А рядом, справа, лежит глуповатый парень с бабьей рожей. Он положительно влюблен в сестрицу. Даже если дремлет и лежит лицом к стене, то чувствует, когда в палате появляется сестрица: очнется, перевернется, и на его широком и курносом лице засияет улыбка… Смешной такой парень. Должно быть, еще в будке он почувствовал к Паромову симпатию. За то, что тот заступился, когда казак ударил его по носу. Называет Паромова «товарищем Мишей» и делится такими интимностями, словно они друзья детства или закадычные приятели. И, несмотря на все это, «товарищ Ермишка», так он называется, ревнует, сердится и подслушивает, о чем разговаривает сестрица с «товарищем Мишкой». Тогда Мишка, а не Миша. Вмешивается в разговор и наивно так спрашивает:
– Пошла бы ты за меня, коли я посватал бы? Теперь можно, по декрету.
А то еще откровеннее:
– Сестрица! Погляди, что ли, на меня! Что ты все глаза на Мишку пялишь? Он – женатый. Не верь ему.
– Я замуж не собираюсь, товарищ Ермиша.
– Прямо сказать – монашенка… Не одобряю я твоего поведения… Покуда молода да красива – только и погулять.

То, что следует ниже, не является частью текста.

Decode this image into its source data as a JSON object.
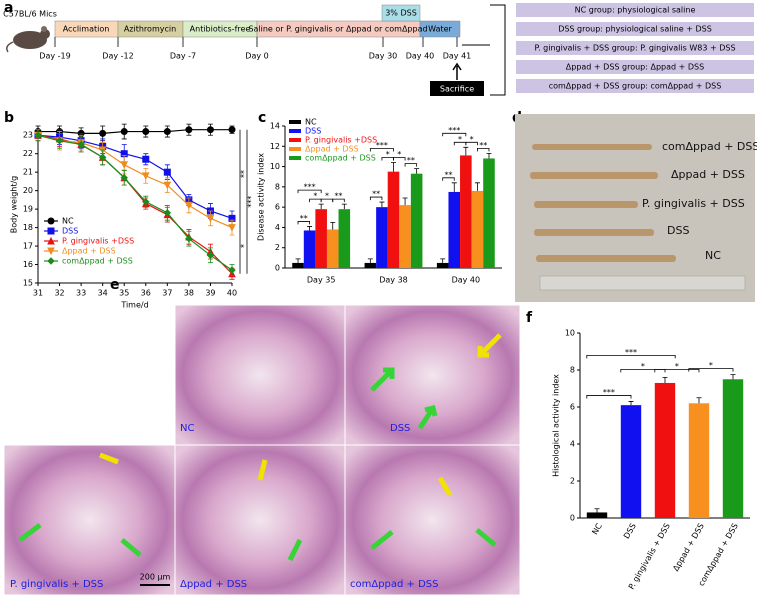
{
  "panel_labels": [
    "a",
    "b",
    "c",
    "d",
    "e",
    "f"
  ],
  "timeline": {
    "mouse_label": "C57BL/6 Mics",
    "phases": [
      "Acclimation",
      "Azithromycin",
      "Antibiotics-free",
      "Saline or P. gingivalis or Δppad or comΔppad",
      "Water"
    ],
    "dss_label": "3% DSS",
    "days": [
      "Day -19",
      "Day -12",
      "Day -7",
      "Day 0",
      "Day 30",
      "Day 40",
      "Day 41"
    ],
    "sacrifice": "Sacrifice",
    "groups": [
      "NC group: physiological saline",
      "DSS group: physiological saline + DSS",
      "P. gingivalis + DSS group: P. gingivalis W83 + DSS",
      "Δppad + DSS group: Δppad + DSS",
      "comΔppad + DSS group: comΔppad + DSS"
    ]
  },
  "chart_data": [
    {
      "type": "line",
      "x_label": "Time/d",
      "y_label": "Body weight/g",
      "x": [
        31,
        32,
        33,
        34,
        35,
        36,
        37,
        38,
        39,
        40
      ],
      "xlim": [
        31,
        40
      ],
      "xticks": [
        31,
        32,
        33,
        34,
        35,
        36,
        37,
        38,
        39,
        40
      ],
      "ylim": [
        15,
        23.5
      ],
      "yticks": [
        15,
        16,
        17,
        18,
        19,
        20,
        21,
        22,
        23
      ],
      "series": [
        {
          "name": "NC",
          "color": "#000000",
          "marker": "circle",
          "values": [
            23.2,
            23.2,
            23.1,
            23.1,
            23.2,
            23.2,
            23.2,
            23.3,
            23.3,
            23.3
          ],
          "errors": [
            0.3,
            0.3,
            0.3,
            0.4,
            0.4,
            0.3,
            0.3,
            0.3,
            0.3,
            0.2
          ]
        },
        {
          "name": "DSS",
          "color": "#1010e8",
          "marker": "square",
          "values": [
            23.0,
            22.9,
            22.7,
            22.4,
            22.0,
            21.7,
            21.0,
            19.5,
            18.9,
            18.5
          ],
          "errors": [
            0.3,
            0.4,
            0.4,
            0.4,
            0.5,
            0.3,
            0.4,
            0.3,
            0.4,
            0.4
          ]
        },
        {
          "name": "P. gingivalis +DSS",
          "color": "#e81010",
          "marker": "triangle",
          "values": [
            23.0,
            22.8,
            22.5,
            21.8,
            20.7,
            19.3,
            18.7,
            17.5,
            16.7,
            15.5
          ],
          "errors": [
            0.3,
            0.4,
            0.4,
            0.4,
            0.4,
            0.3,
            0.4,
            0.4,
            0.4,
            0.3
          ]
        },
        {
          "name": "Δppad + DSS",
          "color": "#f08c1c",
          "marker": "triangle-down",
          "values": [
            23.0,
            22.7,
            22.6,
            22.2,
            21.4,
            20.8,
            20.3,
            19.2,
            18.5,
            18.0
          ],
          "errors": [
            0.3,
            0.5,
            0.4,
            0.4,
            0.5,
            0.4,
            0.4,
            0.4,
            0.4,
            0.4
          ]
        },
        {
          "name": "comΔppad + DSS",
          "color": "#1a8c1a",
          "marker": "diamond",
          "values": [
            23.0,
            22.7,
            22.5,
            21.8,
            20.7,
            19.4,
            18.8,
            17.4,
            16.5,
            15.7
          ],
          "errors": [
            0.3,
            0.4,
            0.4,
            0.4,
            0.4,
            0.3,
            0.4,
            0.4,
            0.4,
            0.3
          ]
        }
      ],
      "annotations": [
        "**",
        "***",
        "*"
      ],
      "legend": "lower-left"
    },
    {
      "type": "bar",
      "y_label": "Disease activity index",
      "categories": [
        "Day 35",
        "Day 38",
        "Day 40"
      ],
      "ylim": [
        0,
        14
      ],
      "yticks": [
        0,
        2,
        4,
        6,
        8,
        10,
        12,
        14
      ],
      "series": [
        {
          "name": "NC",
          "color": "#000000",
          "values": [
            0.5,
            0.5,
            0.5
          ],
          "errors": [
            0.4,
            0.4,
            0.4
          ]
        },
        {
          "name": "DSS",
          "color": "#1010f0",
          "values": [
            3.7,
            6.0,
            7.5
          ],
          "errors": [
            0.4,
            0.5,
            0.9
          ]
        },
        {
          "name": "P. gingivalis +DSS",
          "color": "#f01010",
          "values": [
            5.8,
            9.5,
            11.1
          ],
          "errors": [
            0.5,
            0.9,
            0.8
          ]
        },
        {
          "name": "Δppad + DSS",
          "color": "#f7901e",
          "values": [
            3.8,
            6.2,
            7.6
          ],
          "errors": [
            0.7,
            0.7,
            0.8
          ]
        },
        {
          "name": "comΔppad + DSS",
          "color": "#1a9a1a",
          "values": [
            5.8,
            9.3,
            10.8
          ],
          "errors": [
            0.5,
            0.5,
            0.5
          ]
        }
      ],
      "annotations": [
        "**",
        "***",
        "*",
        "*",
        "**",
        "**",
        "***",
        "*",
        "*",
        "**",
        "**",
        "***",
        "*",
        "*",
        "**"
      ],
      "legend": "upper-left"
    },
    {
      "type": "bar",
      "y_label": "Histological activity index",
      "categories": [
        "NC",
        "DSS",
        "P. gingivalis + DSS",
        "Δppad + DSS",
        "comΔppad + DSS"
      ],
      "ylim": [
        0,
        10
      ],
      "yticks": [
        0,
        2,
        4,
        6,
        8,
        10
      ],
      "values": [
        0.3,
        6.1,
        7.3,
        6.2,
        7.5
      ],
      "errors": [
        0.2,
        0.2,
        0.3,
        0.3,
        0.25
      ],
      "colors": [
        "#000000",
        "#1010f0",
        "#f01010",
        "#f7901e",
        "#1a9a1a"
      ],
      "annotations": [
        "***",
        "***",
        "*",
        "*",
        "*"
      ]
    }
  ],
  "photo": {
    "labels": [
      "comΔppad + DSS",
      "Δppad + DSS",
      "P. gingivalis + DSS",
      "DSS",
      "NC"
    ]
  },
  "histology": {
    "labels": [
      "NC",
      "DSS",
      "P. gingivalis + DSS",
      "Δppad + DSS",
      "comΔppad + DSS"
    ],
    "scale_bar": "200 µm"
  }
}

Нет ни места, ни минуты для раскрытия тайны. Да и зачем ей знать, что Горленка вовсе не Горленка, и что он – не «красный», а «белый»?.. Не все ли ей равно? В ее глазах светится только любовь к человеку и его страданию. Часто Паромов смотрел на нее и думал: если бы он был художником, то непременно написал бы с этой женщины молодую Богоматерь после Благовещения. Когда он впервые увидал ее, очутившись в красном походном лазарете, он сразу чему-то удивился в ее лице, в глазах, в улыбке и голосе. И захотелось спросить, как ее зовут. Она кротко улыбнулась и, смотря в глаза прямо так, как смотрят чистые дети, ответила:
– Называйте, как все, – сестрой.
А так хотелось узнать. Зачем? Бог знает. Лежал иногда и угадывал: Любовь? Вера? Надежда? Непременно из этих трех. И вот сегодня, совершенно случайно и не гадая, узнал. Прочитал на носовом платке, позабытом сестрой на столике у его кровати: «Вероника». Не угадал. Никому не сказал, даже Ермише, который тоже не раз интересовался: «Как звать-то тебя?» Так приятно было сознавать, что никто в палате не знает, а он знает. Прочитал на уголке платка «Вероника», вдохнул ландыш духов, источавшийся от полотняного платка, и спрятал его покуда под подушку. Лежал и улыбался: вот он поразит, назвав ее по имени! Все ждал, когда подойдет к нему «Вероника». И имя, и духи – все из «старого мира». Непременно она носит, как и сам он, тайну. Старался разгадать эту тайну, фантазировал и сочинял: была богата и счастлива – это видно даже по платку, – кого-нибудь любила и, желая спасти, пошла к красным в сестры милосердия. Нет, не то. Тогда откуда в ней столько любви и совсем нет неприязни и хитрости? Загадочно. И неразгаданная тайна приковывала его мысль и рождала постоянные думы об этой женщине. Случая поразить не выпадало. Не хотелось, чтобы Ермишка услыхал, как он назовет ее «Вероникой» и удивит. Хотелось сделать это тоже тайно, для двоих. Случилось это вечером. Ермишка поплелся «до ветру». Койка слева опустела: труп синеокого ярославца унесли уже, и никто не согласился лечь на его место, а новых не привезли еще. Она подошла, чтобы дать лекарство. Он, выпив с ложки противную микстуру, опустил приподнятую голову снова на подушку, вспомнил вдруг про «тайну» и тихо произнес:
– Благодарю, Вероника…
Сестра точно испугалась собственного имени. Так неожиданно оно для нее прозвучало в устах этого чужого человека. Выпрямилась и удивленно раскрытыми глазами длительно посмотрела в лицо «товарища Горленки». Покраснела и быстро отошла, не проронив слова… Поразил!.. Отчего она покраснела? Испугалась? Может быть, как и он, она здесь под чужим именем и личиной? Значит, угадал?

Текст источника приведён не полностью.